再度門番に、身分証と紹介状を見せ、今度はメイドさんに先導され、城の中の待合室へと、案内された。
城の中は、城下とは全くの真逆。
待合室ですら香が焚かれ、部屋の中の壺、絵画、燭台、壁紙、絨毯と、全てが一級品。
(これだけで、人生5回は、遊んで暮らせるなぁ。羨ましい生活してるね)
だからこそ、僕はこの国に来た。
僕は商人だから、勿論商売のお話だよ。
そろそろ理由を教えろ? 問題の答え合わせは、もう少しで出来ると思うよ。
(ほら、僕を呼びに、誰か来たね)
今度はメイドでは無く、槍を持った衛士に先導され、見事な扉の前に立たされる。
中世に良く有る、まるまる様おなーりーっと言う御決まり文言であろう。
『アースノー国商人っ! アグノリアス・オーラム嬢っ! 御到着に御座います!』
あっ、因みに僕は、女の子ですよ?
僕っ子属性付いてます。
商人ですから、ベストにズボンを履いているだけで、可愛い可愛い女の子です。
(っと、脳内芝居している場合じゃないか)
重たい扉が開き、ゆっくりと前へ進む。
両脇には、この国の膿と言うか癌と言うか、無駄に着飾った貴族達が、こちらに目を向けては、口元を隠し、笑って居る。
(地獄の縁へようこそ♪)
ここに集まった貴族達は、何故僕がここに来たのか、理由を知らされていないのだろう。
着ている服に価値は有るが、中身はただの、肥え太るしか脳が無い、価値無き肉団子達だ。
(ここら辺かな?)
王座の前で立ち止まり、右膝を床に付け、右手は背中へ回し、頭を下げる。
誰に頭を下げてるのかって? 勿論、この国で一番愚かな"王"にだよ。
『アグノリアス・オーラム嬢。頭を上げよ』
ゆっくりと頭を上げ、王座に腰掛ける、痩せ細った見窄らしい王を見る。
他の貴族達とは違い、見るからに苦労人と言った、風体の王ではあるが、あそこの膿や癌を増長させた、愚かな王であるのは間違い無い。

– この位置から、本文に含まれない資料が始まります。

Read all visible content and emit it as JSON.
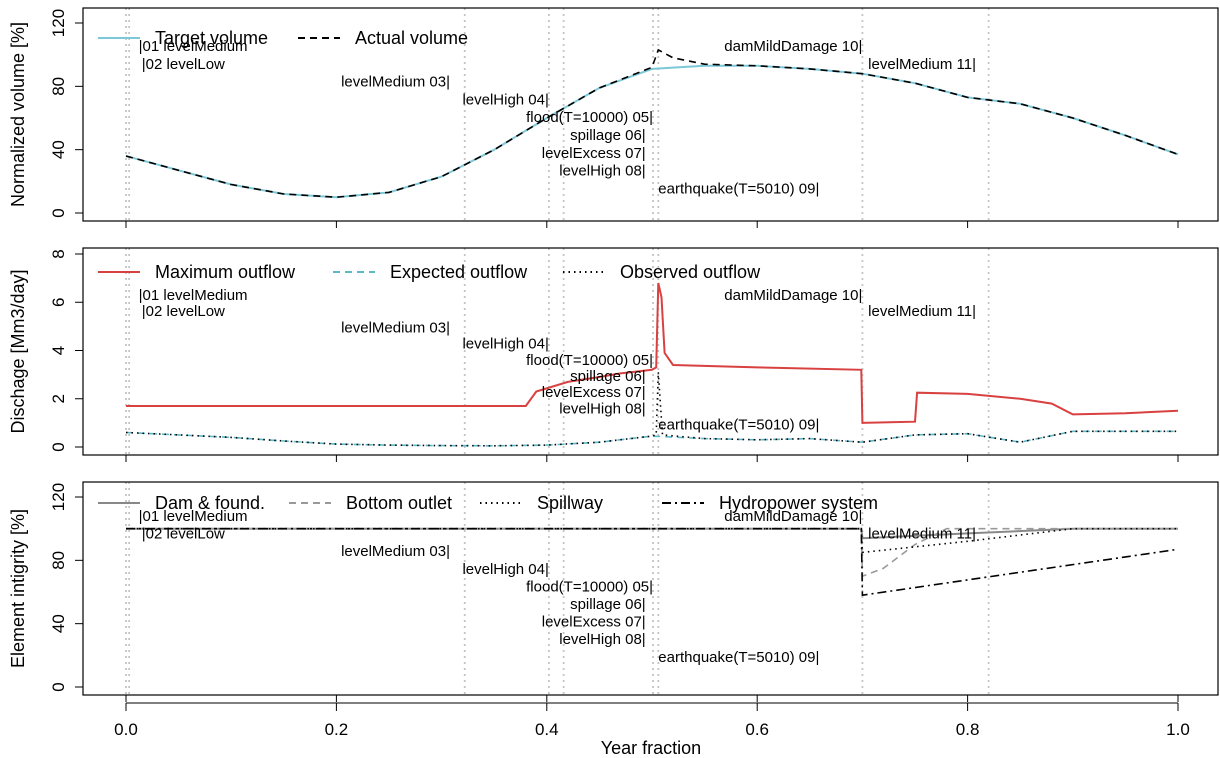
{
  "x_axis": {
    "label": "Year fraction",
    "ticks": [
      "0.0",
      "0.2",
      "0.4",
      "0.6",
      "0.8",
      "1.0"
    ],
    "range": [
      0,
      1
    ]
  },
  "event_lines": [
    0.0,
    0.003,
    0.322,
    0.402,
    0.416,
    0.501,
    0.506,
    0.7,
    0.82
  ],
  "annotations": [
    {
      "text": "|01 levelMedium",
      "x": 0.012,
      "anchor": "start",
      "row": 0
    },
    {
      "text": "|02 levelLow",
      "x": 0.015,
      "anchor": "start",
      "row": 1
    },
    {
      "text": "levelMedium 03|",
      "x": 0.308,
      "anchor": "end",
      "row": 2
    },
    {
      "text": "levelHigh 04|",
      "x": 0.402,
      "anchor": "end",
      "row": 3
    },
    {
      "text": "flood(T=10000) 05|",
      "x": 0.501,
      "anchor": "end",
      "row": 4
    },
    {
      "text": "spillage 06|",
      "x": 0.494,
      "anchor": "end",
      "row": 5
    },
    {
      "text": "levelExcess 07|",
      "x": 0.494,
      "anchor": "end",
      "row": 6
    },
    {
      "text": "levelHigh 08|",
      "x": 0.494,
      "anchor": "end",
      "row": 7
    },
    {
      "text": "earthquake(T=5010) 09|",
      "x": 0.506,
      "anchor": "start",
      "row": 8
    },
    {
      "text": "damMildDamage 10|",
      "x": 0.7,
      "anchor": "end",
      "row": 0
    },
    {
      "text": "levelMedium 11|",
      "x": 0.808,
      "anchor": "end",
      "row": 1
    }
  ],
  "chart_data": [
    {
      "type": "line",
      "ylabel": "Normalized volume [%]",
      "ylim": [
        0,
        120
      ],
      "yticks": [
        0,
        40,
        80,
        120
      ],
      "legend": [
        "Target volume",
        "Actual volume"
      ],
      "series": [
        {
          "name": "Target volume",
          "color": "#7cc8d8",
          "dash": "solid",
          "x": [
            0,
            0.05,
            0.1,
            0.15,
            0.2,
            0.25,
            0.3,
            0.35,
            0.4,
            0.45,
            0.5,
            0.55,
            0.6,
            0.65,
            0.7,
            0.75,
            0.8,
            0.85,
            0.9,
            0.95,
            1.0
          ],
          "y": [
            36,
            27,
            18,
            12,
            10,
            13,
            23,
            40,
            60,
            79,
            91,
            93,
            93,
            91,
            88,
            82,
            73,
            69,
            60,
            49,
            37
          ]
        },
        {
          "name": "Actual volume",
          "color": "#000000",
          "dash": "dashed",
          "x": [
            0,
            0.05,
            0.1,
            0.15,
            0.2,
            0.25,
            0.3,
            0.35,
            0.4,
            0.45,
            0.5,
            0.506,
            0.52,
            0.55,
            0.6,
            0.65,
            0.7,
            0.75,
            0.8,
            0.85,
            0.9,
            0.95,
            1.0
          ],
          "y": [
            36,
            27,
            18,
            12,
            10,
            13,
            23,
            40,
            60,
            79,
            92,
            103,
            98,
            94,
            93,
            91,
            88,
            82,
            73,
            69,
            60,
            49,
            37
          ]
        }
      ]
    },
    {
      "type": "line",
      "ylabel": "Dischage [Mm3/day]",
      "ylim": [
        0,
        8
      ],
      "yticks": [
        0,
        2,
        4,
        6,
        8
      ],
      "legend": [
        "Maximum outflow",
        "Expected outflow",
        "Observed outflow"
      ],
      "series": [
        {
          "name": "Maximum outflow",
          "color": "#d94040",
          "dash": "solid",
          "x": [
            0,
            0.38,
            0.39,
            0.42,
            0.45,
            0.47,
            0.5,
            0.504,
            0.506,
            0.509,
            0.512,
            0.52,
            0.6,
            0.699,
            0.7,
            0.75,
            0.752,
            0.8,
            0.85,
            0.88,
            0.9,
            0.95,
            1.0
          ],
          "y": [
            1.7,
            1.7,
            2.3,
            2.7,
            2.9,
            3.05,
            3.2,
            3.3,
            6.8,
            6.2,
            3.9,
            3.4,
            3.3,
            3.2,
            1.0,
            1.05,
            2.25,
            2.2,
            2.0,
            1.8,
            1.35,
            1.4,
            1.5
          ]
        },
        {
          "name": "Expected outflow",
          "color": "#5cb8c8",
          "dash": "dashed",
          "x": [
            0,
            0.05,
            0.1,
            0.15,
            0.2,
            0.25,
            0.3,
            0.35,
            0.4,
            0.45,
            0.5,
            0.55,
            0.6,
            0.65,
            0.7,
            0.75,
            0.8,
            0.85,
            0.9,
            0.95,
            1.0
          ],
          "y": [
            0.6,
            0.5,
            0.4,
            0.25,
            0.12,
            0.08,
            0.06,
            0.05,
            0.08,
            0.2,
            0.45,
            0.35,
            0.3,
            0.35,
            0.2,
            0.5,
            0.55,
            0.2,
            0.65,
            0.65,
            0.65
          ]
        },
        {
          "name": "Observed outflow",
          "color": "#000000",
          "dash": "dotted",
          "x": [
            0,
            0.05,
            0.1,
            0.15,
            0.2,
            0.25,
            0.3,
            0.35,
            0.4,
            0.45,
            0.5,
            0.504,
            0.506,
            0.51,
            0.55,
            0.6,
            0.65,
            0.7,
            0.75,
            0.8,
            0.85,
            0.9,
            0.95,
            1.0
          ],
          "y": [
            0.6,
            0.5,
            0.4,
            0.25,
            0.12,
            0.08,
            0.06,
            0.05,
            0.08,
            0.2,
            0.45,
            0.5,
            3.1,
            0.5,
            0.35,
            0.3,
            0.35,
            0.2,
            0.5,
            0.55,
            0.2,
            0.65,
            0.65,
            0.65
          ]
        }
      ]
    },
    {
      "type": "line",
      "ylabel": "Element intigrity [%]",
      "ylim": [
        0,
        120
      ],
      "yticks": [
        0,
        40,
        80,
        120
      ],
      "legend": [
        "Dam & found.",
        "Bottom outlet",
        "Spillway",
        "Hydropower system"
      ],
      "series": [
        {
          "name": "Dam & found.",
          "color": "#888888",
          "dash": "solid",
          "x": [
            0,
            0.699,
            0.7,
            0.8,
            0.9,
            1.0
          ],
          "y": [
            100,
            100,
            94,
            97,
            100,
            100
          ]
        },
        {
          "name": "Bottom outlet",
          "color": "#999999",
          "dash": "dashed",
          "x": [
            0,
            0.699,
            0.7,
            0.72,
            0.75,
            0.78,
            0.9,
            1.0
          ],
          "y": [
            100,
            100,
            70,
            75,
            90,
            100,
            100,
            100
          ]
        },
        {
          "name": "Spillway",
          "color": "#000000",
          "dash": "dotted",
          "x": [
            0,
            0.699,
            0.7,
            0.8,
            0.9,
            1.0
          ],
          "y": [
            100,
            100,
            85,
            92,
            100,
            100
          ]
        },
        {
          "name": "Hydropower system",
          "color": "#000000",
          "dash": "dashdot",
          "x": [
            0,
            0.699,
            0.7,
            1.0
          ],
          "y": [
            100,
            100,
            58,
            87
          ]
        }
      ]
    }
  ]
}
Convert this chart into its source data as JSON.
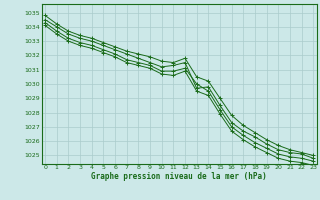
{
  "title": "Graphe pression niveau de la mer (hPa)",
  "bg_color": "#cce8e8",
  "grid_color": "#aacccc",
  "line_color": "#1a6b1a",
  "xlim": [
    -0.3,
    23.3
  ],
  "ylim": [
    1024.4,
    1035.6
  ],
  "yticks": [
    1025,
    1026,
    1027,
    1028,
    1029,
    1030,
    1031,
    1032,
    1033,
    1034,
    1035
  ],
  "xticks": [
    0,
    1,
    2,
    3,
    4,
    5,
    6,
    7,
    8,
    9,
    10,
    11,
    12,
    13,
    14,
    15,
    16,
    17,
    18,
    19,
    20,
    21,
    22,
    23
  ],
  "series": [
    [
      1034.5,
      1034.0,
      1033.5,
      1033.2,
      1033.0,
      1032.7,
      1032.4,
      1032.1,
      1031.8,
      1031.5,
      1031.2,
      1031.3,
      1031.5,
      1029.7,
      1029.8,
      1028.5,
      1027.3,
      1026.7,
      1026.3,
      1025.8,
      1025.4,
      1025.2,
      1025.1,
      1024.8
    ],
    [
      1034.8,
      1034.2,
      1033.7,
      1033.4,
      1033.2,
      1032.9,
      1032.6,
      1032.3,
      1032.1,
      1031.9,
      1031.6,
      1031.5,
      1031.8,
      1030.5,
      1030.2,
      1029.0,
      1027.8,
      1027.1,
      1026.6,
      1026.1,
      1025.7,
      1025.4,
      1025.2,
      1025.0
    ],
    [
      1034.3,
      1033.7,
      1033.2,
      1032.9,
      1032.7,
      1032.4,
      1032.1,
      1031.7,
      1031.5,
      1031.3,
      1030.9,
      1030.9,
      1031.1,
      1030.0,
      1029.5,
      1028.2,
      1027.0,
      1026.4,
      1025.9,
      1025.5,
      1025.1,
      1024.9,
      1024.8,
      1024.6
    ],
    [
      1034.1,
      1033.5,
      1033.0,
      1032.7,
      1032.5,
      1032.2,
      1031.9,
      1031.5,
      1031.3,
      1031.1,
      1030.7,
      1030.6,
      1030.9,
      1029.5,
      1029.2,
      1027.9,
      1026.7,
      1026.1,
      1025.6,
      1025.2,
      1024.8,
      1024.6,
      1024.5,
      1024.3
    ]
  ]
}
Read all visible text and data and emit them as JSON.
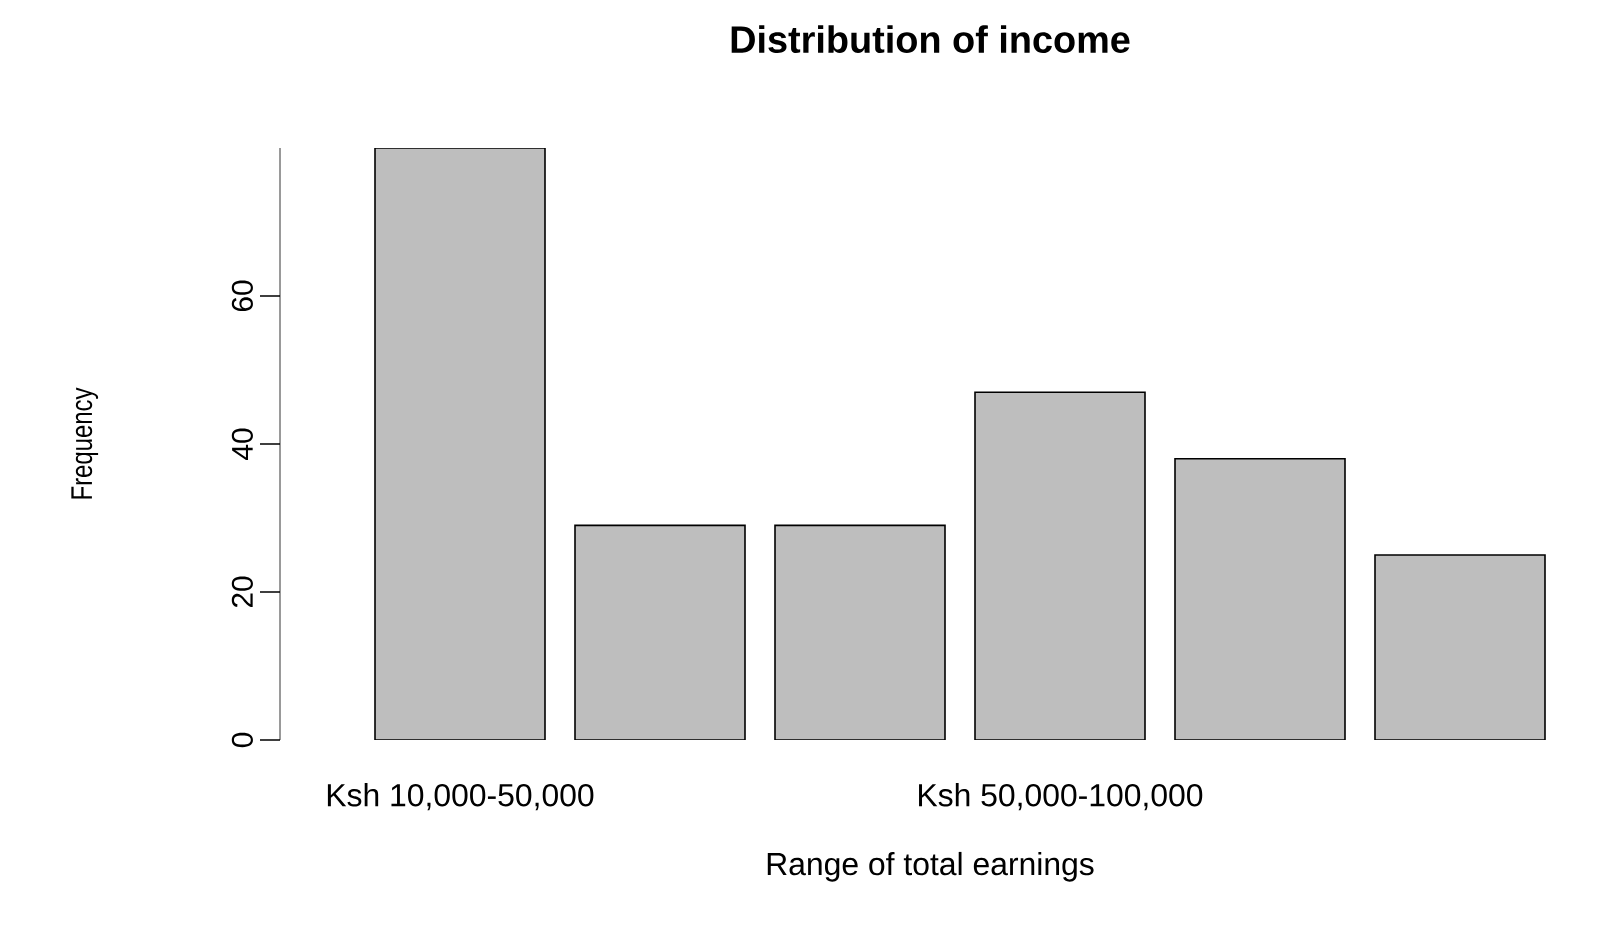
{
  "chart_data": {
    "type": "bar",
    "title": "Distribution of income",
    "xlabel": "Range of total earnings",
    "ylabel": "Frequency",
    "categories": [
      "Ksh 10,000-50,000",
      null,
      null,
      "Ksh 50,000-100,000",
      null,
      null
    ],
    "values": [
      80,
      29,
      29,
      47,
      38,
      25
    ],
    "color": "#bebebe",
    "ylim": [
      0,
      80
    ],
    "yticks": [
      0,
      20,
      40,
      60
    ],
    "grid": false
  }
}
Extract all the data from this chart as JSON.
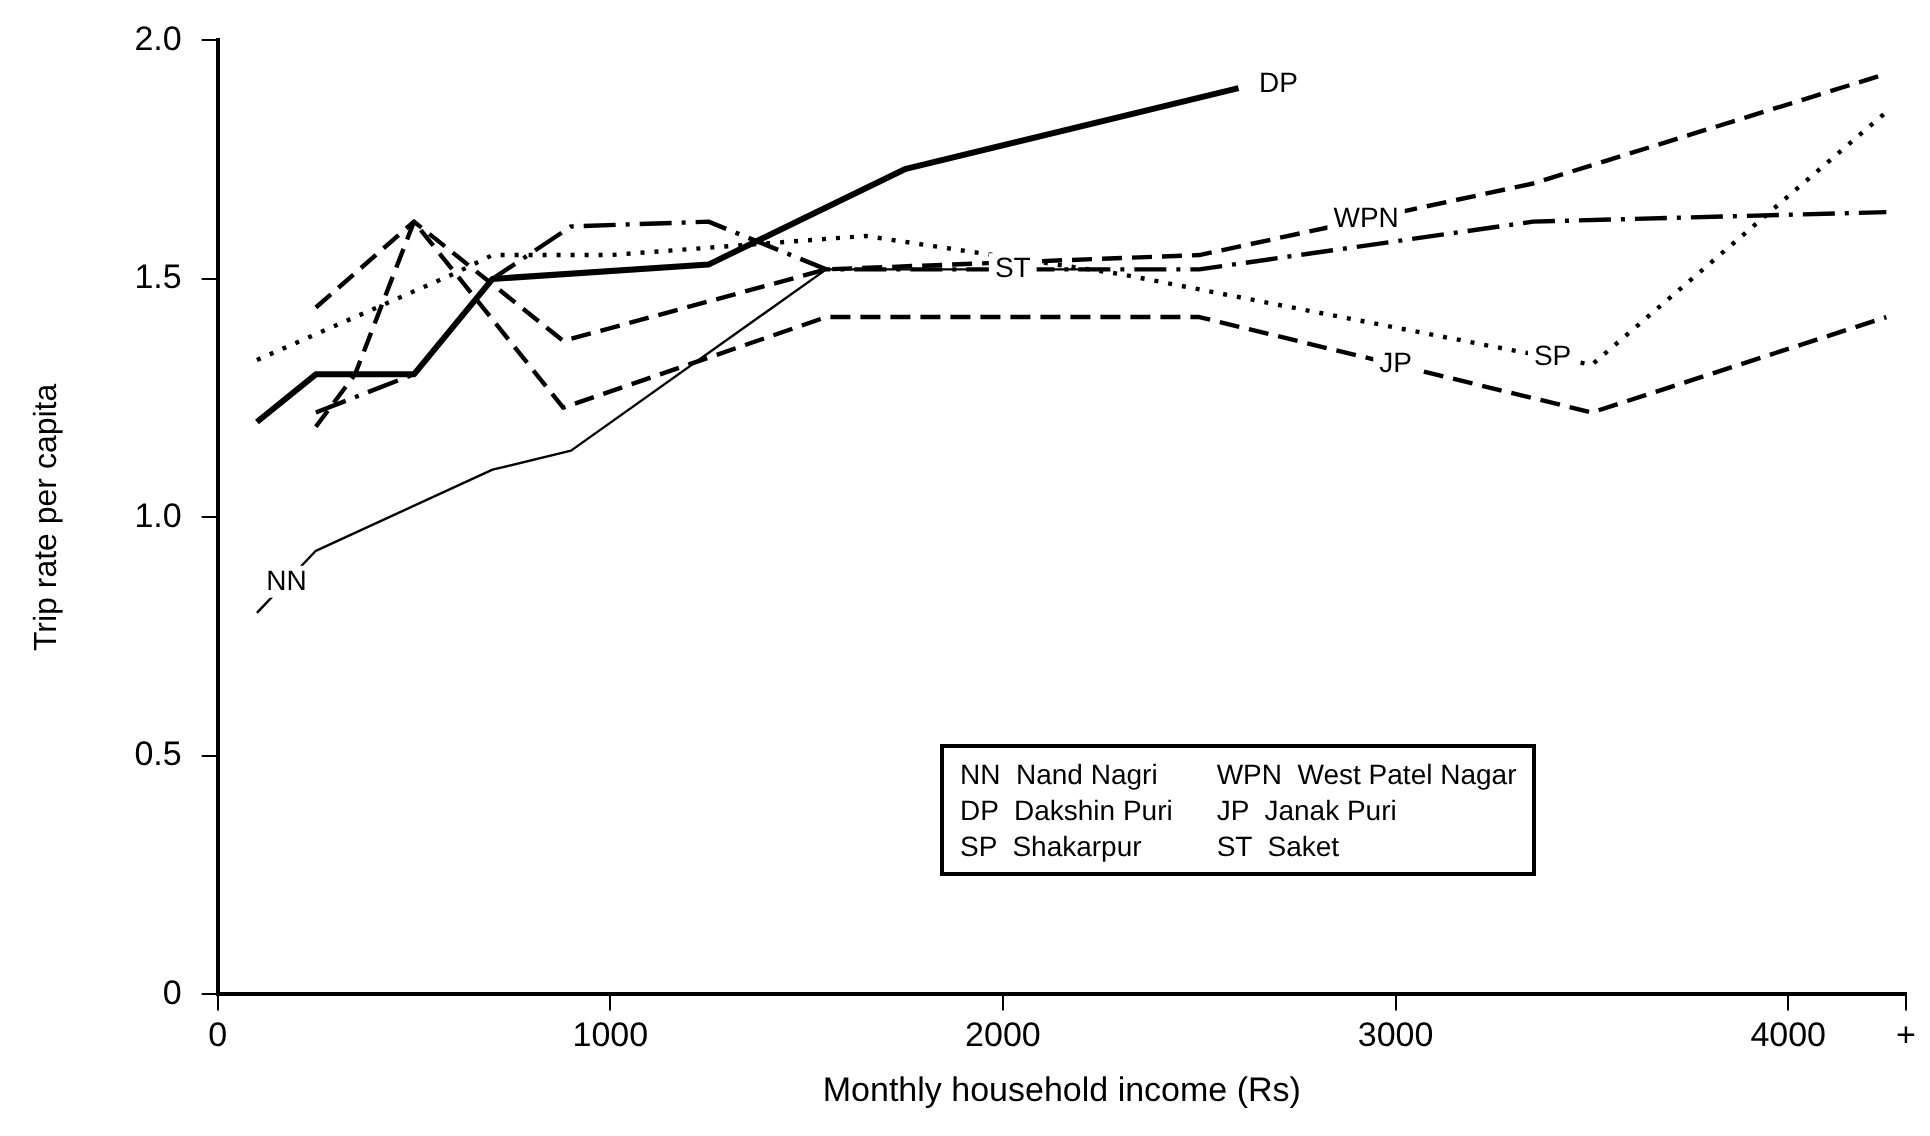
{
  "chart_data": {
    "type": "line",
    "xlabel": "Monthly household income (Rs)",
    "ylabel": "Trip rate per capita",
    "xlim": [
      0,
      4300
    ],
    "xticks": [
      0,
      1000,
      2000,
      3000,
      4000,
      {
        "value": 4300,
        "label": "+"
      }
    ],
    "ylim": [
      0,
      2.0
    ],
    "yticks": [
      0,
      {
        "value": 0.5,
        "label": "0.5"
      },
      {
        "value": 1,
        "label": "1.0"
      },
      {
        "value": 1.5,
        "label": "1.5"
      },
      {
        "value": 2,
        "label": "2.0"
      }
    ],
    "grid": false,
    "legend": false,
    "marker": "none",
    "series": [
      {
        "name": "NN",
        "color": "#000000",
        "line_style": "solid",
        "x": [
          100,
          250,
          700,
          900,
          1550,
          2200
        ],
        "values": [
          0.8,
          0.93,
          1.1,
          1.14,
          1.52,
          1.52
        ]
      },
      {
        "name": "DP",
        "color": "#000000",
        "line_style": "solid",
        "x": [
          100,
          250,
          500,
          700,
          1250,
          1750,
          2600
        ],
        "values": [
          1.2,
          1.3,
          1.3,
          1.5,
          1.53,
          1.73,
          1.9
        ]
      },
      {
        "name": "WPN",
        "color": "#000000",
        "line_style": "dashed",
        "x": [
          250,
          500,
          880,
          1550,
          2500,
          3350,
          4250
        ],
        "values": [
          1.44,
          1.62,
          1.37,
          1.52,
          1.55,
          1.7,
          1.93
        ]
      },
      {
        "name": "JP",
        "color": "#000000",
        "line_style": "dashed",
        "x": [
          250,
          350,
          500,
          880,
          1550,
          2500,
          3500,
          4250
        ],
        "values": [
          1.19,
          1.3,
          1.62,
          1.23,
          1.42,
          1.42,
          1.22,
          1.42
        ]
      },
      {
        "name": "SP",
        "color": "#000000",
        "line_style": "dotted",
        "x": [
          100,
          600,
          700,
          1000,
          1650,
          2300,
          3300,
          3500,
          4250
        ],
        "values": [
          1.33,
          1.51,
          1.55,
          1.55,
          1.59,
          1.51,
          1.35,
          1.32,
          1.85
        ]
      },
      {
        "name": "ST",
        "color": "#000000",
        "line_style": "dashdot",
        "x": [
          250,
          500,
          700,
          900,
          1250,
          1550,
          2500,
          3350,
          4250
        ],
        "values": [
          1.22,
          1.3,
          1.5,
          1.61,
          1.62,
          1.52,
          1.52,
          1.62,
          1.64
        ]
      }
    ],
    "annotations": [
      "NN  Nand Nagri",
      "WPN  West Patel Nagar",
      "DP  Dakshin Puri",
      "JP  Janak Puri",
      "SP  Shakarpur",
      "ST  Saket"
    ]
  }
}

『何故、他国の者で有る筈のお主が、我の前へ現れたのだ。発言を許す、答えよ』
はいっ、ここで答え合わせ。
僕が何故、こんな国まで来たのでしょう。
その答えは簡単だよ。
だって僕は、商人だから。
「お初にお目にかかります。滅びゆく泥舟の王、パルシムス3世。つきましては、この国を買取りに、参りました」
(商材を、仕入れに来ました!)
滅びゆく小国を買い叩き、他国へ高値で売り付ける商人、アグノリアス・オーラム。またの名を、『国狩り姫』。
彼女に狙われた国は、僅か一月で崩壊し、大国に押し潰され、滅亡する。
小国であるパルシムスが、大国に呑まれたと言う情報が流れたのは、アグノリアスが謁見してから、丁度一月後の話であった。